Новочеркасск: Книга третья — страница 65 из 97

— О чем это, Саша? — тихим голосом спросила жена.

— Подожди, подожди! — вскричал старик. — Это мы однажды вели беседу с покойным Павликом вот в этой комнате. Он в ту минуту в дверях стоял. Я тогда еще сказал, что любовь должна гореть, если она любовь, потому что мы о человеческой любви рассуждали.

— А Павлик? — грустно улыбнулась Надежда Яковлевна.

— Павлик вдруг ударил себя ладонью по лбу и оживленно воскликнул: «Вспомнил! Легенду одну вспомнил.

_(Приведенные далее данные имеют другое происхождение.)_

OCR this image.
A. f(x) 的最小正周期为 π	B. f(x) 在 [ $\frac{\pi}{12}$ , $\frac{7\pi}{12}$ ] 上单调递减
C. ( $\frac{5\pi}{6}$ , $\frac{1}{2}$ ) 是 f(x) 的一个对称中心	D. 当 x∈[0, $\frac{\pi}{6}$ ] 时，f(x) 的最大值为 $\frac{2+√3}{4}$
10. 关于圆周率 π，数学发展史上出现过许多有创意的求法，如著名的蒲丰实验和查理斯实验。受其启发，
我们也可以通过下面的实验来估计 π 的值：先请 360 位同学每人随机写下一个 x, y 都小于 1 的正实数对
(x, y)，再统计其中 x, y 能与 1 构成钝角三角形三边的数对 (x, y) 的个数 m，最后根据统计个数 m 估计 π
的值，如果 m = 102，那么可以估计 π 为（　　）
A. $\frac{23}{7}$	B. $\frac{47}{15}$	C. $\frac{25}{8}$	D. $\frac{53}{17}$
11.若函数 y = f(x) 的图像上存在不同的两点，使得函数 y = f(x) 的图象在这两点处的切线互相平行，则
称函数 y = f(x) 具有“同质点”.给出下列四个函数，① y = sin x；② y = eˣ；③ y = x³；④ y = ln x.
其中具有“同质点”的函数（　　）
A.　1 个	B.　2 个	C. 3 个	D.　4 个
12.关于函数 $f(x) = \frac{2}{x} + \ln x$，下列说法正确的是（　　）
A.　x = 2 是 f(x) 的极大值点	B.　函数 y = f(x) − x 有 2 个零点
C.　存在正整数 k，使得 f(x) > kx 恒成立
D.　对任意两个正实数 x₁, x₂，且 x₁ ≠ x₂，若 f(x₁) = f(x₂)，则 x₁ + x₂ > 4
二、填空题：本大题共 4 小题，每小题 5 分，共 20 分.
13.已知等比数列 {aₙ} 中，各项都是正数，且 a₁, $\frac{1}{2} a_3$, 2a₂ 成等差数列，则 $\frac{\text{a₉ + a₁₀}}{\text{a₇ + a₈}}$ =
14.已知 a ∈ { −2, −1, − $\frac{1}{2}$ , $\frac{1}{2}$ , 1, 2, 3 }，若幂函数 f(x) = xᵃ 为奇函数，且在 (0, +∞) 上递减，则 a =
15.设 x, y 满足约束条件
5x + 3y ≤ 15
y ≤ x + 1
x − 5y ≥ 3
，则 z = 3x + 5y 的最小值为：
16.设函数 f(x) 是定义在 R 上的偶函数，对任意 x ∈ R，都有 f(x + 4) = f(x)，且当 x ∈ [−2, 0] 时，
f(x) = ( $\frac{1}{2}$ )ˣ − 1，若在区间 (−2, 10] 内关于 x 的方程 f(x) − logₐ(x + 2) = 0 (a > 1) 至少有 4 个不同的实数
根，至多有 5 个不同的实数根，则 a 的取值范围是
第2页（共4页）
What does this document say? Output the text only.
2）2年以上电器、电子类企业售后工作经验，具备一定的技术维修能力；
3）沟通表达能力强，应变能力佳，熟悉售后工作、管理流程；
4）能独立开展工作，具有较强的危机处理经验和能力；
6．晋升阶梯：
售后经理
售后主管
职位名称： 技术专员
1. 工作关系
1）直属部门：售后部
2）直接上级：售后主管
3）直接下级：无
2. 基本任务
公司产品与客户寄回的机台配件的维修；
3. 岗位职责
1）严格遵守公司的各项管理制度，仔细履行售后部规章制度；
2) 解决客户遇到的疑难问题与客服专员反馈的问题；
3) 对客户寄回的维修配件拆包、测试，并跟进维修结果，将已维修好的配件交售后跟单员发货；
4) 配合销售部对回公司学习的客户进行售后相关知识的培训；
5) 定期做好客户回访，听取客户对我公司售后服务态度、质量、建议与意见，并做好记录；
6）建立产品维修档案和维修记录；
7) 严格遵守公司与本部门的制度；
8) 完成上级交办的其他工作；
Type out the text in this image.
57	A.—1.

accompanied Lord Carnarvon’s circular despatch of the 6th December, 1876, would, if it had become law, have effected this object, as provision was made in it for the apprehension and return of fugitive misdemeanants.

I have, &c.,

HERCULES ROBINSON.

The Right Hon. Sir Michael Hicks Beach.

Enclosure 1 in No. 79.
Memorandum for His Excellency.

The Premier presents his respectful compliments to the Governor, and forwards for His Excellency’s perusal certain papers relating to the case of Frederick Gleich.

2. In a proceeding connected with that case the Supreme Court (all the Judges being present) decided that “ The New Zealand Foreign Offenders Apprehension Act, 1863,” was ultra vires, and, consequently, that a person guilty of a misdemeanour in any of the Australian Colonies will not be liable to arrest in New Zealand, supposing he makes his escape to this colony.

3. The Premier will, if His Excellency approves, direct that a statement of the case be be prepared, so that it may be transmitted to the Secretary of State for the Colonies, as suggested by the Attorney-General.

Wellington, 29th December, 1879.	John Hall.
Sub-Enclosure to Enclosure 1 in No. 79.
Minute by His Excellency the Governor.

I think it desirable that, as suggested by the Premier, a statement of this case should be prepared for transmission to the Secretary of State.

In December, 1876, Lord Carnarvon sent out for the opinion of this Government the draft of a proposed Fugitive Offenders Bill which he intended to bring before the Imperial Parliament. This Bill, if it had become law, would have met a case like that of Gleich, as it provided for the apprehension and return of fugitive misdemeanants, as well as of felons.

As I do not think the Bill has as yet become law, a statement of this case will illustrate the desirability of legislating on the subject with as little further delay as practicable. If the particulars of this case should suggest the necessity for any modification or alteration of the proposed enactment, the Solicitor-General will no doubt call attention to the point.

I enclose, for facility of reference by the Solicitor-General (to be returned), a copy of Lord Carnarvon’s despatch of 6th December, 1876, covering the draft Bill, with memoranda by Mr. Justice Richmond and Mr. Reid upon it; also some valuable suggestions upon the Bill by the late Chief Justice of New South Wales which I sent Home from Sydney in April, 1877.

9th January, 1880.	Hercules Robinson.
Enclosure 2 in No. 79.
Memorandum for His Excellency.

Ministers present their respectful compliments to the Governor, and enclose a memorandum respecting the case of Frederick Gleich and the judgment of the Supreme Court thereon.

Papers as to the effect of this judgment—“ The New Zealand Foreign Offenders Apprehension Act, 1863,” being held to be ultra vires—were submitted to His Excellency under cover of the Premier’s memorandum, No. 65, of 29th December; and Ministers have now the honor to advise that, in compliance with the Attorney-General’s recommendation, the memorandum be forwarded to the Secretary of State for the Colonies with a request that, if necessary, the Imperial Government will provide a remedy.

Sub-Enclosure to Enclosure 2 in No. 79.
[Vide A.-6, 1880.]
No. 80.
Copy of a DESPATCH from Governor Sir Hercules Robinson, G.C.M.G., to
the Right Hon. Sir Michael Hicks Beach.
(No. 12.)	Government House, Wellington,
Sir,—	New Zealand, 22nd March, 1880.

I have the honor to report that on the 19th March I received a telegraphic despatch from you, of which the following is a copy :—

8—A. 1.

Это когда я в камере сидел, мне подпольщик старик Власов рассказывал. Будто не то в Древнем Риме, не то в Древней Греции есть такая гора Олимп». Я брату тогда еще сказал: «В Греции, Паша, в Греции», а он, как малое дитя, обрадовался и подхватил: «Вот, вот — Олимп. Так ты меня выслушай, братик. — Павел шагнул ко мне с загоревшимися глазами и засветился широкой улыбкой, такой наивной и радостной, что сразу в юношу пылкого превратился. — Вот, вот, — обрадованно повторил он. — Так говорят, что в те далекие времена на горе этой, как у нас теперь на профсоюзном собрании, разные злободневные вопросы обсуждались. И будто бы однажды вышла на эту гору женщина при большом скоплении мужского народа. Статная, красивая женщина, глаз не отведешь. Вышла и сказала: „Воины! Вот я стою перед вами и предлагаю свою любовь самому достойному из вас“. И тогда отделился от толпы прославленный полководец, покоривший в походах своих сотни городов, и громко провозгласил: „Весь мир называет меня непобедимым, потому что знает мою отвагу, женщина! На мне ордена, пожалованные за совершенные подвиги, и шрамы от заживших ран. Отдай мне свою любовь, женщина, и ты будешь счастлива“. Но женщина гордо покачала головой и промолвила: „Нет“. И знаменитый воин скрылся в толпе, на его место вышел мудрец, имя которого во всей Греции было известно, и тоже предложил женщине вечную любовь. „Прости меня, великий мыслитель, — обратилась к нему женщина. — Я на колени опущусь перед твоею мудростью и твоим умом, но любовь и сердце отдать тебе не смогу“. Затем вышел из первых рядов юноша с развевающимися волосами и пылко произнес: „Вся Греция поет мои песни и декламирует мои стихи. Иди за мной, женщина, и я воспою твою красоту!“ Лишь на минуту заколебалась она, а потом грустно и тихо ответила: „Я преклоняюсь перед величием твоего таланта и готова встать на колени перед твоею лирой. Но подарить тебе свою любовь не могу. Не гневайся на меня, поэт“.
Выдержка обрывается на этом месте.